Suora di 88 anni arrestata a Palermo per truffa milionaria ai fedeli
Antonina Cataldo, 88 anni, è stata arrestata a Palermo per aver truffato fedeli vulnerabili, estorcendo centinaia di migliaia di euro. Le vittime venivano convinte a pagare per "oggetti benedetti" e doni di lusso per allontanare la sfortuna.

Suora di 88 anni arrestata a Palermo per truffa milionaria ai fedeli
Le autorità investigative di Palermo hanno concluso le indagini preliminari su Antonina Cataldo, 88 anni, fondatrice dell'istituto filantropico «Institute of the Missionary Sisters of Mercy» nei pressi della capitale siciliana. La donna, insieme alla presunta complice Giuseppa Cardinale, è accusata di truffa e riciclaggio di denaro proveniente da attività illecite.

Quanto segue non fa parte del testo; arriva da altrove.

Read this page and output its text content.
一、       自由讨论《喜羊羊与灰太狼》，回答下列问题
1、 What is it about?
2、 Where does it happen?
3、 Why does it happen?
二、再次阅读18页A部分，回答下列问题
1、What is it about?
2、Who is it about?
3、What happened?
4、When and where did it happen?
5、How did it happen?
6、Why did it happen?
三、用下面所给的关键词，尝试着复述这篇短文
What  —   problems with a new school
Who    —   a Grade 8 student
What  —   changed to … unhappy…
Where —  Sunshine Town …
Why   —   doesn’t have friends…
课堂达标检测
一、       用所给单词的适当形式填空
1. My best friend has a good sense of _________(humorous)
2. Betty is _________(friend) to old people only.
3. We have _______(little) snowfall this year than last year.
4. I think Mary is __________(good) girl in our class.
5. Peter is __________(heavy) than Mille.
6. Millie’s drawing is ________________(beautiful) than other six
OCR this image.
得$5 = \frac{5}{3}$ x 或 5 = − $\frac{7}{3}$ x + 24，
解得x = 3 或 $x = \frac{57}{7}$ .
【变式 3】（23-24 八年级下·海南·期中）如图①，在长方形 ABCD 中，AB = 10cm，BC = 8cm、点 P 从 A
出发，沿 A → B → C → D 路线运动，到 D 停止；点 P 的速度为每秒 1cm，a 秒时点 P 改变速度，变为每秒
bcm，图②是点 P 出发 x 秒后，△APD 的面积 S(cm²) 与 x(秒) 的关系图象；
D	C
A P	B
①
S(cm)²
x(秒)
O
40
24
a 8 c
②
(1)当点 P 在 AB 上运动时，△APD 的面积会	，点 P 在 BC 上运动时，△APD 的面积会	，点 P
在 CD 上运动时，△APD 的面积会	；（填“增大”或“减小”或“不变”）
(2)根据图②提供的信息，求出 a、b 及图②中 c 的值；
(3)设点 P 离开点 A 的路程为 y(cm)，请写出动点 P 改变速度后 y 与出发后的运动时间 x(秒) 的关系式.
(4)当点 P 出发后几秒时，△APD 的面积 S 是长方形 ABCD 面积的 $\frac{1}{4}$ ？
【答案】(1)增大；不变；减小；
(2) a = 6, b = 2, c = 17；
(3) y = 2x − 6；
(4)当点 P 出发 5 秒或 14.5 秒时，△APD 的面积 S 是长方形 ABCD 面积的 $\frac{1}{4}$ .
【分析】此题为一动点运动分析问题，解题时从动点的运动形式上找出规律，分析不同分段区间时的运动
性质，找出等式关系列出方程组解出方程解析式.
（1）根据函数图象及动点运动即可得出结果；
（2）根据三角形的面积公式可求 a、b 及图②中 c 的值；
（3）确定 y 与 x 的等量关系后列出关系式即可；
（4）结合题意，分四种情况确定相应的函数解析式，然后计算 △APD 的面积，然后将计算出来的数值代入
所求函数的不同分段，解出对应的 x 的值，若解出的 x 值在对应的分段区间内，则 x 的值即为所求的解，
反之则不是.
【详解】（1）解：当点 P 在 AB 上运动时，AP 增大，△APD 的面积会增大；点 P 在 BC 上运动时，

Secondo quanto emerso dalle indagini, la religiosa avrebbe sfruttato la fiducia di fedeli vulnerabili presentandosi come devota all'aiuto dei poveri. Sette persone della zona palermitana hanno sporto denuncia, sostenendo di essere state ingannate e di aver perso complessivamente 210.000 euro nel periodo compreso tra il 2010 e il 2014.
Le vittime venivano indotte ad acquistare "oggetti benedetti" e a offrire somme ingenti, oltre a regali di grande valore come gioielli, pashmine e cibo pregiato, con il pretesto di allontanare la sfortuna. Venivano minacciate con conseguenze gravi: malattie, disoccupazione o addirittura la fine del matrimonio, in caso di rifiuto a collaborare.
Una delle vittime ha raccontato di essere stata convinta che Dio stesso o entità celesti le chiedessero di raccogliere fondi per i bisognosi. "Ha creato un clima di terrore", ha dichiarato. Un'altra ha riferito di aver subito un vero e proprio "lavaggio del cervello", spiegando che la donna le diceva di parlare con il Signore, la Madonna e i santi, e di poter vedere e comunicare con i morti. "Mi diceva che l'anima di mio padre veniva da lei piangendo e chiedendo preghiere", ha aggiunto, spiegando come tutto ciò le impedisse di capire che si trattava di un inganno finalizzato a estorcere denaro.
Molte delle persone raggirate erano single o individui psicologicamente fragili. Altre affrontavano problemi di salute, difficoltà economiche o si trovavano in condizione di disoccupazione. A una donna che aveva adottato due bambini russi venne detto che "il diavolo li avrebbe portati via" se non avesse pagato 8.000 euro. Un'altra famiglia fu costretta a donare prosciutto, mozzarella di bufala e tonno di alta qualità.
I proventi delle attività illecite venivano convogliati in conti correnti postali, conti bancari, polizze assicurative e investimenti immobiliari. Funzionari del Vaticano avevano già accertato nel 2022 che un conto presso l'Istituto per le Opere di Religione collegato all'istituto conteneva 1,5 milioni di euro, mentre altri conti in banche italiane detenevano ulteriori 500.000 euro.
La Cataldo sostiene tuttavia di non aver tratto alcun beneficio personale dalle donazioni ricevute.